Flying with Horse Apples

Optimism is the best way to see Life! 🤩🤩 - Road To Prosperity | Facebook

I want to tell you this story about the two brothers—small boys—one of them a confirmed pessimist, and the other a thoroughly “blooming optimist.”

The father of these boys had tried in every way possible to equalize the natures of the boys, but with no success at all. So, when Christmas time came around he was very careful to purchase for the pessimistic one everything in the line of toys and outfits that he had at any time expressed a wish for. In the stocking of the optimistic youngster, he put only a dried out horse-apple. 

Christmas morning came; and the pessimist, who was the first downstairs, looked wearily over the huge display of gifts provided for him; and then settled back with a sour look and this gloomy expression, “Oh, what’s the use. These things will all be broken up in a day or two.” 

Shortly afterward, the optimist came bouncing down; took one look into his stocking, and lifting out the horse apple, exclaimed, “Oh, papa, look what I got, somewhere there must be a pony.”

Miniature shetland pony foal Painting by Marjolein Kruijt

How did I end up being as optimistic as I am is a mystery to me, yet I am? I am the glass-half-full person.

I am the poster child for optimism, and my best friend, who passed away a few years ago, said pretty much the same thing about me. “You would get up after an earthquake, look around and be happy you won’t have to dust anymore,” and as much as I hate to admit it, she is right. There might be some truth to it.

My husband, the man who I love dearly for so many years, is a born pessimistic person. He sees a hair in the soup before it’s even served and I always joke, that if there is a Heaven, one day, after arriving at the religious promised UPSTAIRS, he will go around saying “Seriously, that’s all there is. What’s all the fuzz about?”

What makes us react so differently. Why do I refuse to accept the negative and he rejects everything that seems to be too good to be true -in his eyes.

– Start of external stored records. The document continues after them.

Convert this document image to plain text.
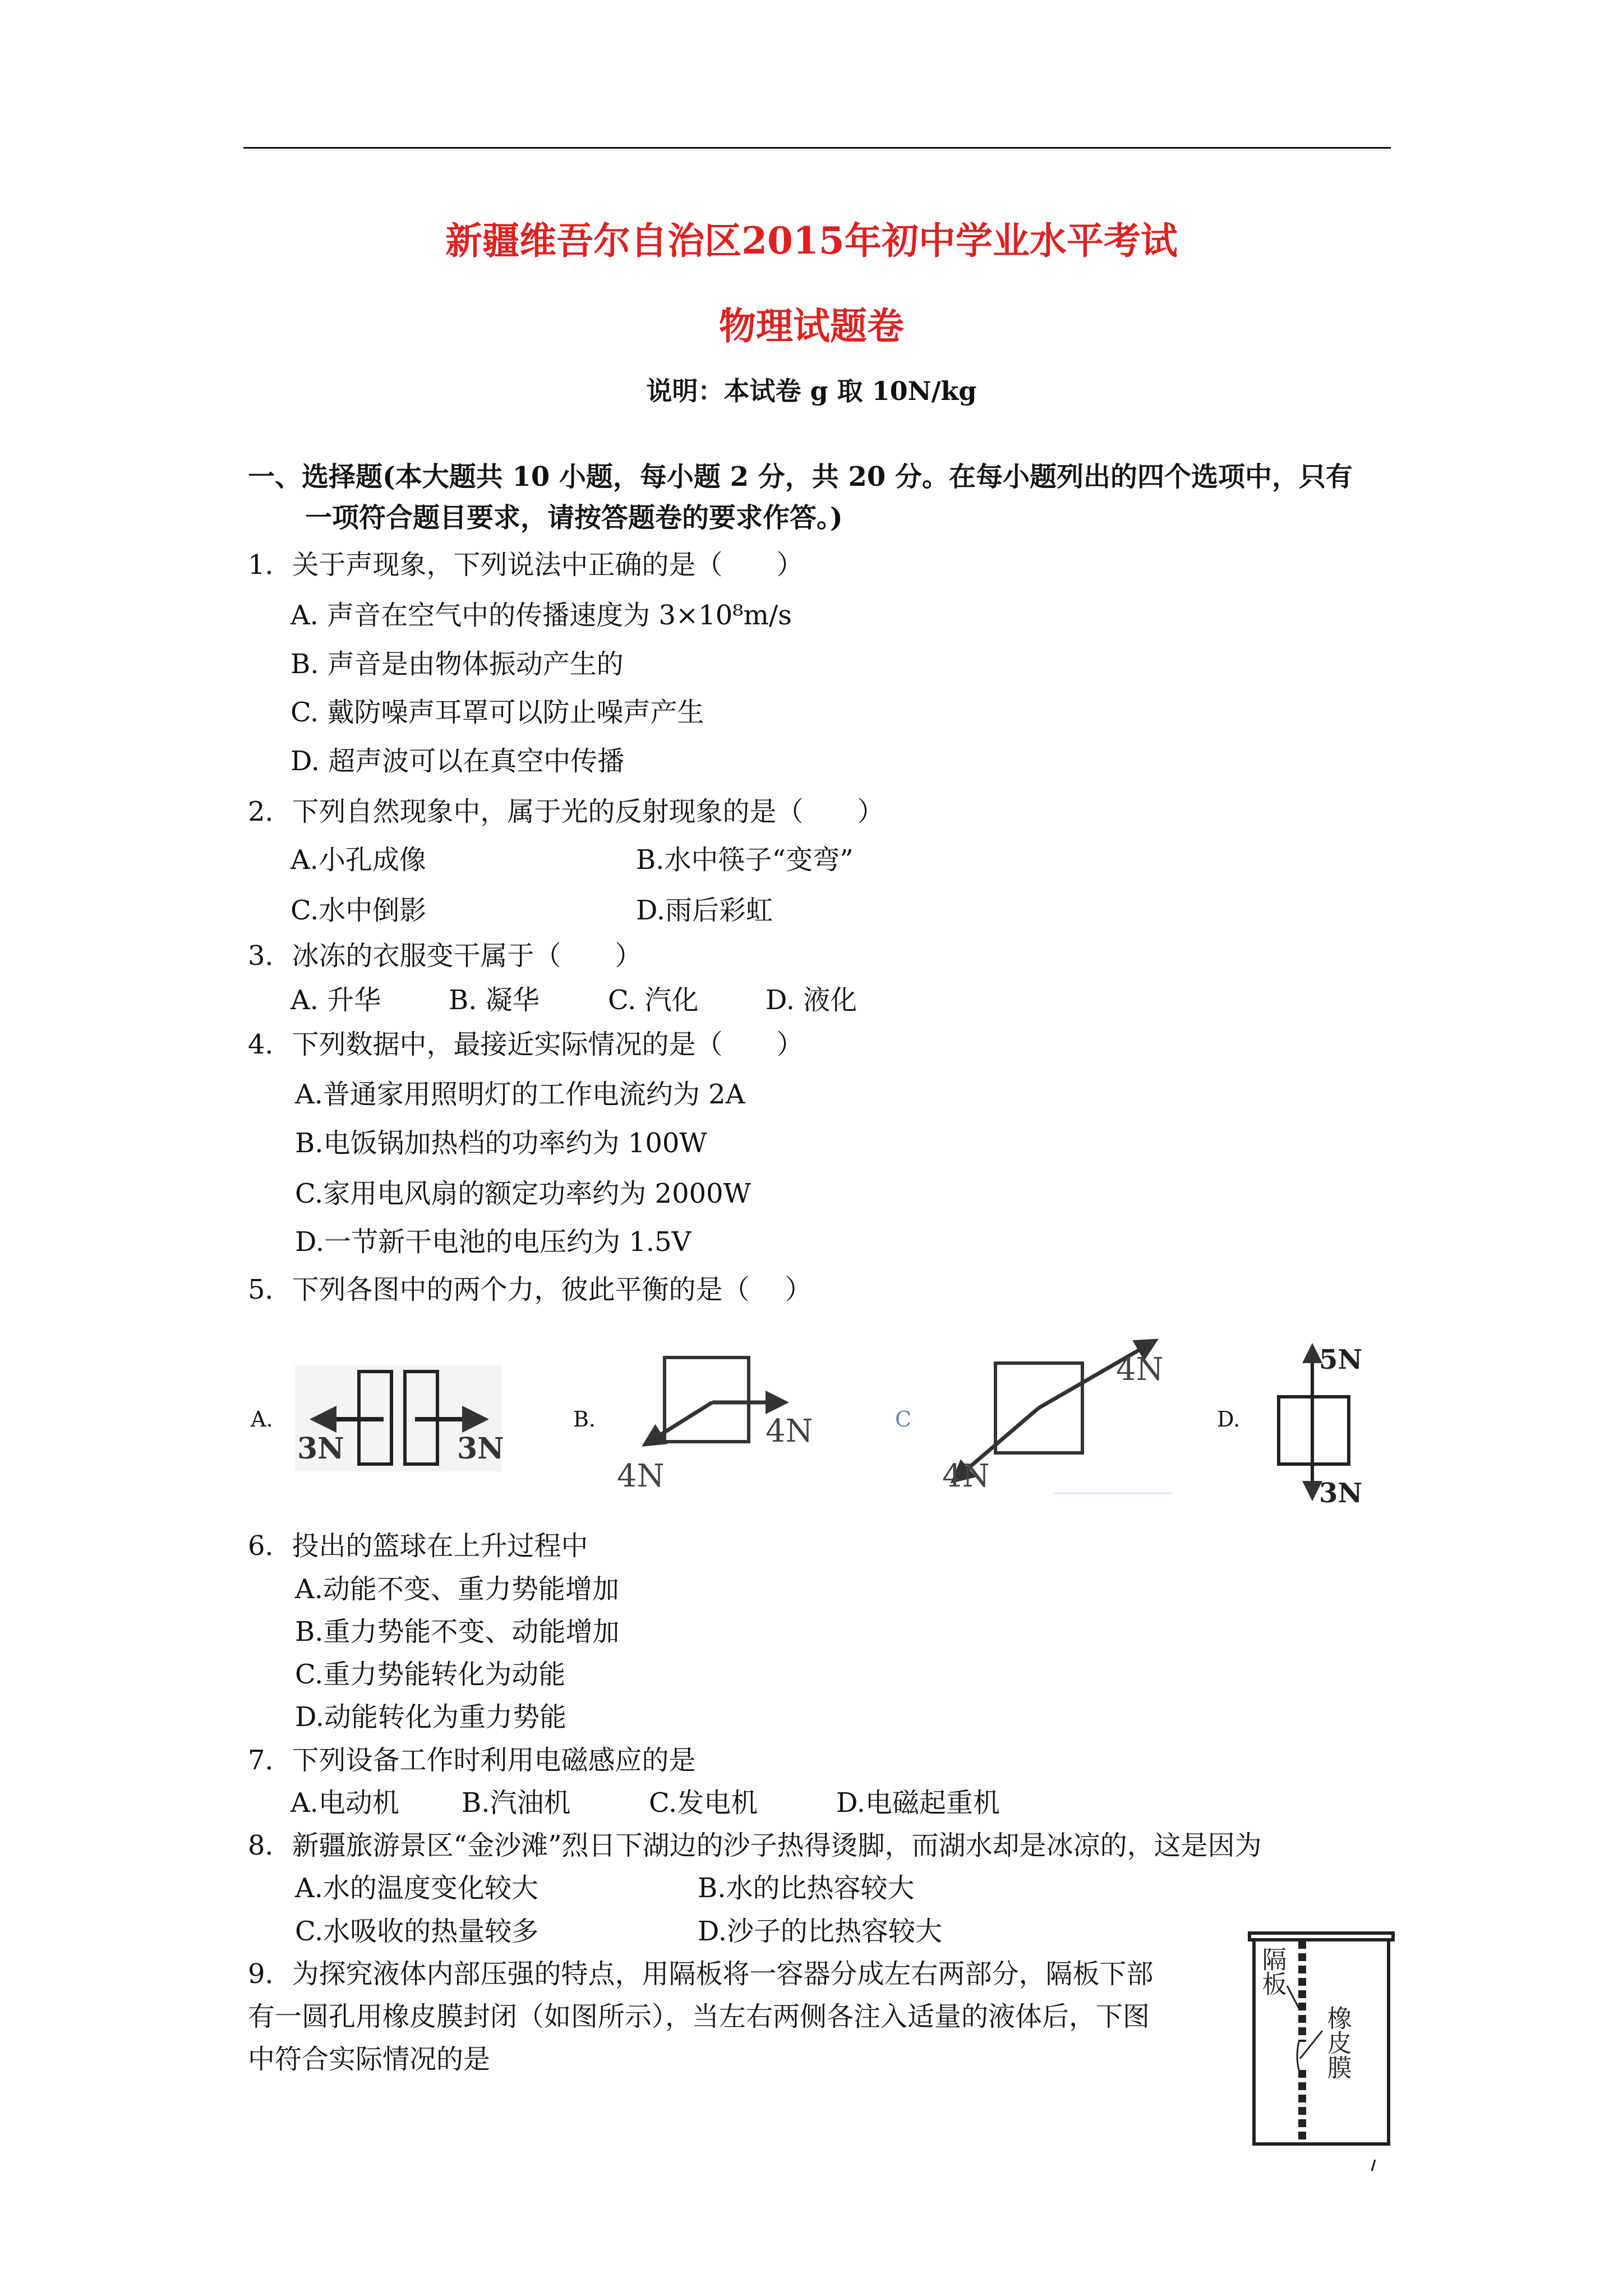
新疆维吾尔自治区2015年初中学业水平考试
物理试题卷
说明：本试卷 g 取 10N/kg
一、选择题(本大题共 10 小题，每小题 2 分，共 20 分。在每小题列出的四个选项中，只有
一项符合题目要求，请按答题卷的要求作答。)
1．关于声现象，下列说法中正确的是（　　）
A. 声音在空气中的传播速度为 3×10⁸m/s
B. 声音是由物体振动产生的
C. 戴防噪声耳罩可以防止噪声产生
D. 超声波可以在真空中传播
2．下列自然现象中，属于光的反射现象的是（　　）
A.小孔成像	B.水中筷子“变弯”
C.水中倒影	D.雨后彩虹
3．冰冻的衣服变干属于（　　）
A. 升华	B. 凝华	C. 汽化 D. 液化
4．下列数据中，最接近实际情况的是（　　）
A.普通家用照明灯的工作电流约为 2A
B.电饭锅加热档的功率约为 100W
C.家用电风扇的额定功率约为 2000W
D.一节新干电池的电压约为 1.5V
5．下列各图中的两个力，彼此平衡的是（　 ）
A.	B.	C	D.
6．投出的篮球在上升过程中
A.动能不变、重力势能增加
B.重力势能不变、动能增加
C.重力势能转化为动能
D.动能转化为重力势能
7．下列设备工作时利用电磁感应的是
A.电动机 B.汽油机	C.发电机	D.电磁起重机
8．新疆旅游景区“金沙滩”烈日下湖边的沙子热得烫脚，而湖水却是冰凉的，这是因为
A.水的温度变化较大	B.水的比热容较大
C.水吸收的热量较多	D.沙子的比热容较大
9．为探究液体内部压强的特点，用隔板将一容器分成左右两部分，隔板下部
有一圆孔用橡皮膜封闭（如图所示），当左右两侧各注入适量的液体后，下图
中符合实际情况的是
3N	3N	4N
4N
4N
4N
5N
3N
隔板
橡皮膜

When I was little, and I was scared or felt very sad, I invented a place in my mind, a safe haven so different from my reality. There live was perfect. During rainy days, I had a place to go to when I needed sunshine so badly.

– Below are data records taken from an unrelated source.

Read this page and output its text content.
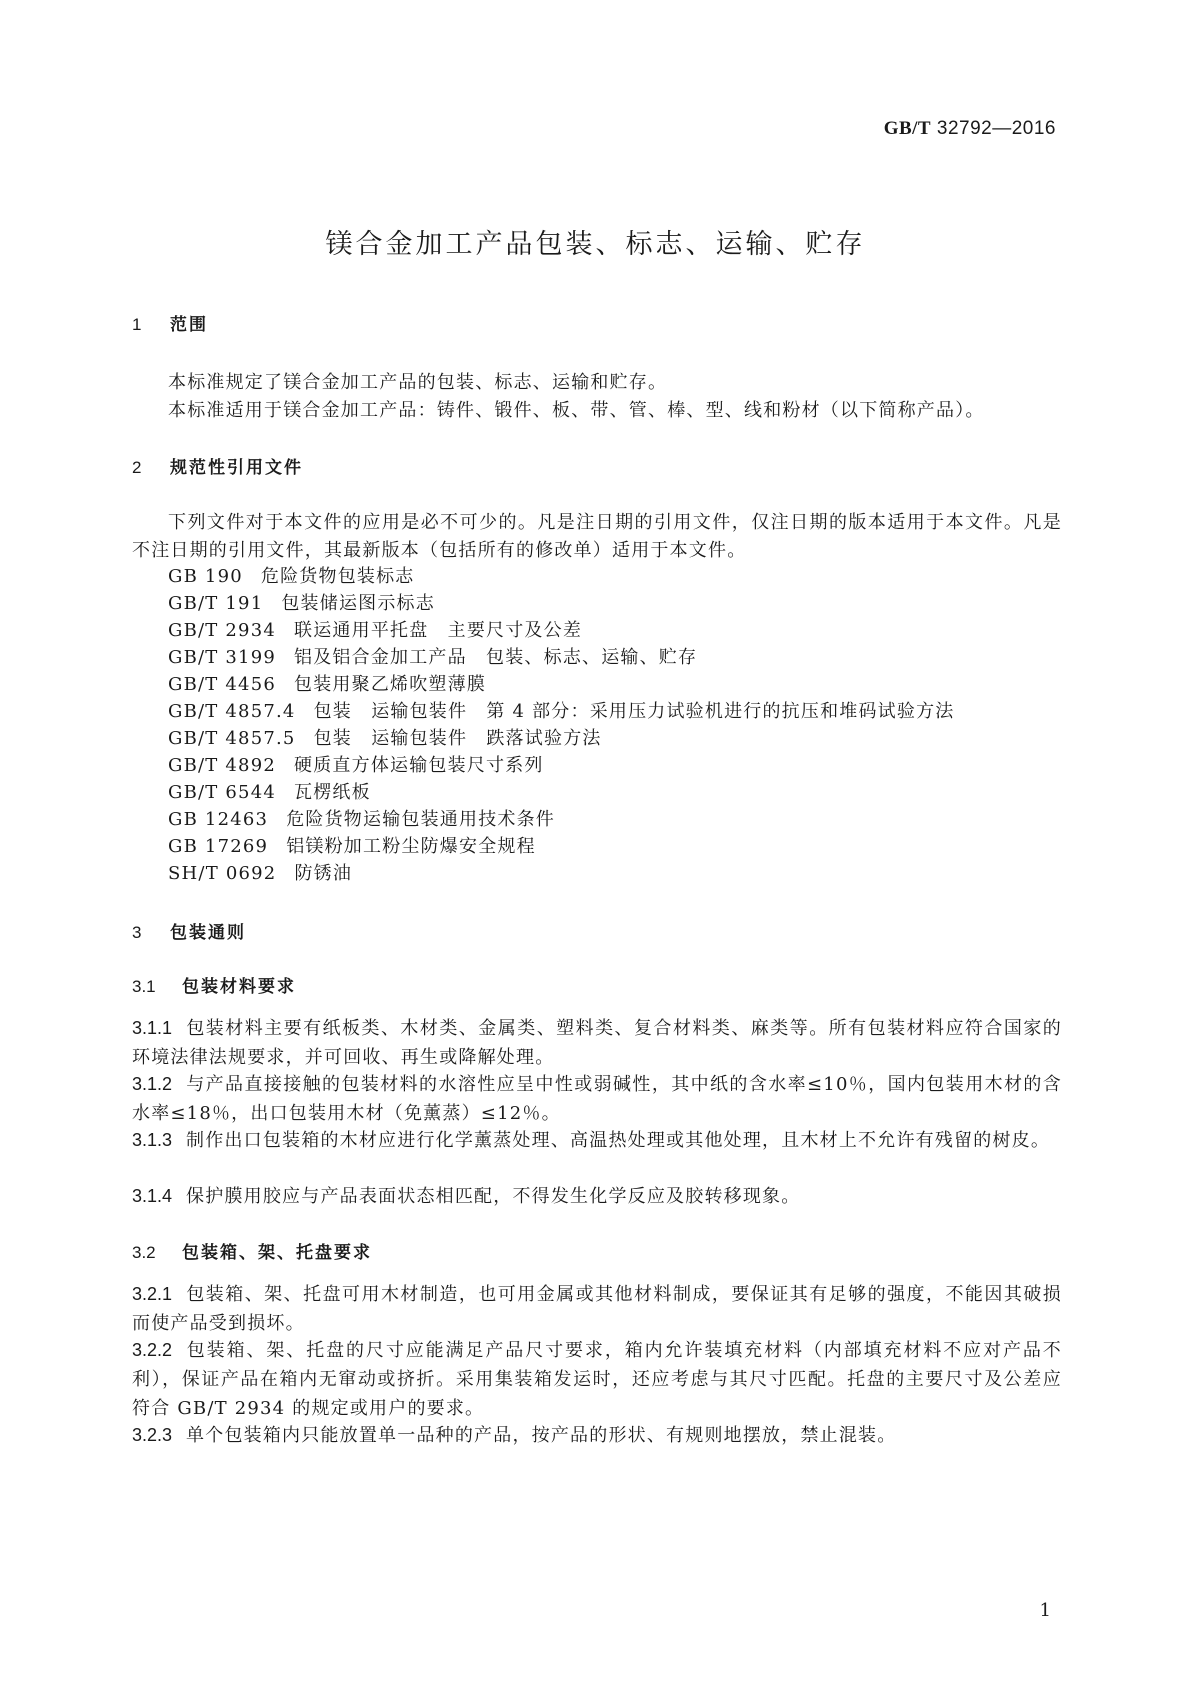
GB/T 32792—2016
镁合金加工产品包装、标志、运输、贮存
1 范围
本标准规定了镁合金加工产品的包装、标志、运输和贮存。
本标准适用于镁合金加工产品：铸件、锻件、板、带、管、棒、型、线和粉材（以下简称产品）。
2 规范性引用文件
下列文件对于本文件的应用是必不可少的。凡是注日期的引用文件，仅注日期的版本适用于本文件。凡是不注日期的引用文件，其最新版本（包括所有的修改单）适用于本文件。
GB 190 危险货物包装标志
GB/T 191 包装储运图示标志
GB/T 2934 联运通用平托盘　主要尺寸及公差
GB/T 3199 铝及铝合金加工产品　包装、标志、运输、贮存
GB/T 4456 包装用聚乙烯吹塑薄膜
GB/T 4857.4 包装　运输包装件　第 4 部分：采用压力试验机进行的抗压和堆码试验方法
GB/T 4857.5 包装　运输包装件　跌落试验方法
GB/T 4892 硬质直方体运输包装尺寸系列
GB/T 6544 瓦楞纸板
GB 12463 危险货物运输包装通用技术条件
GB 17269 铝镁粉加工粉尘防爆安全规程
SH/T 0692 防锈油
3 包装通则
3.1 包装材料要求
3.1.1 包装材料主要有纸板类、木材类、金属类、塑料类、复合材料类、麻类等。所有包装材料应符合国家的环境法律法规要求，并可回收、再生或降解处理。
3.1.2 与产品直接接触的包装材料的水溶性应呈中性或弱碱性，其中纸的含水率≤10％，国内包装用木材的含水率≤18％，出口包装用木材（免薰蒸）≤12％。
3.1.3 制作出口包装箱的木材应进行化学薰蒸处理、高温热处理或其他处理，且木材上不允许有残留的树皮。
3.1.4 保护膜用胶应与产品表面状态相匹配，不得发生化学反应及胶转移现象。
3.2 包装箱、架、托盘要求
3.2.1 包装箱、架、托盘可用木材制造，也可用金属或其他材料制成，要保证其有足够的强度，不能因其破损而使产品受到损坏。
3.2.2 包装箱、架、托盘的尺寸应能满足产品尺寸要求，箱内允许装填充材料（内部填充材料不应对产品不利），保证产品在箱内无窜动或挤折。采用集装箱发运时，还应考虑与其尺寸匹配。托盘的主要尺寸及公差应符合 GB/T 2934 的规定或用户的要求。
3.2.3 单个包装箱内只能放置单一品种的产品，按产品的形状、有规则地摆放，禁止混装。
1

I never told anybody about it. Being optimistic is one thing, being cuckoo another. An imaginary HAPPY PLACE, doesn’t that qualify as cuckoo?

Last year when the Corona quarantine started and so many of us felt overwhelmed and scared, a blogger Cindy Knoke, who is not just a wonderful photographer, but also a retired psychotherapist, wrote about our coping mechanisms. For the first time, someone recommended an imaginary HAPPY PLACE as healing and I cannot describe the relief I felt.

How did I know as a child what to do? I assume I needed inner peace and the place in my mind made me calm down.

If life gives you Horse Apples, look for the Pony

I should cross-stitch it on a pillowcase or have a wall plaque made. That’s my new mottos. It’s so me!

Looking at my husband last night, searching his plate for the one chicken bone that always ends up on with him-because nothing else would make sense- I wonder if he had a happy place as a child as well. I know his childhood wasn’t easy, maybe that’s why he is so cautious?

He is always prepared for the worst, while I am always prepared for things to get better.

We are perfect for each other. We balance each other out. He laughs about my endless optimism, and I make jokes about his negativity. Opposites due attract.

I will be looking for the pony for the rest of my life and he will complain about all the toys.

Life is good!

Originally written in 2017, edited for my summer blog in 2021

5 thoughts on “Flying with Horse Apples

  1. It’s really a gift that you and your husband know the temperament of each other and can probably lean into each other well for support. I’m a half-glass-full person, for sure. My husband is as well. I do find I’m a little impatient with some of my negative friends, but you remind me that we don’t all come with the same set of tools, You were very astute as a child, I think, to know how to navigate your emotions so successfully!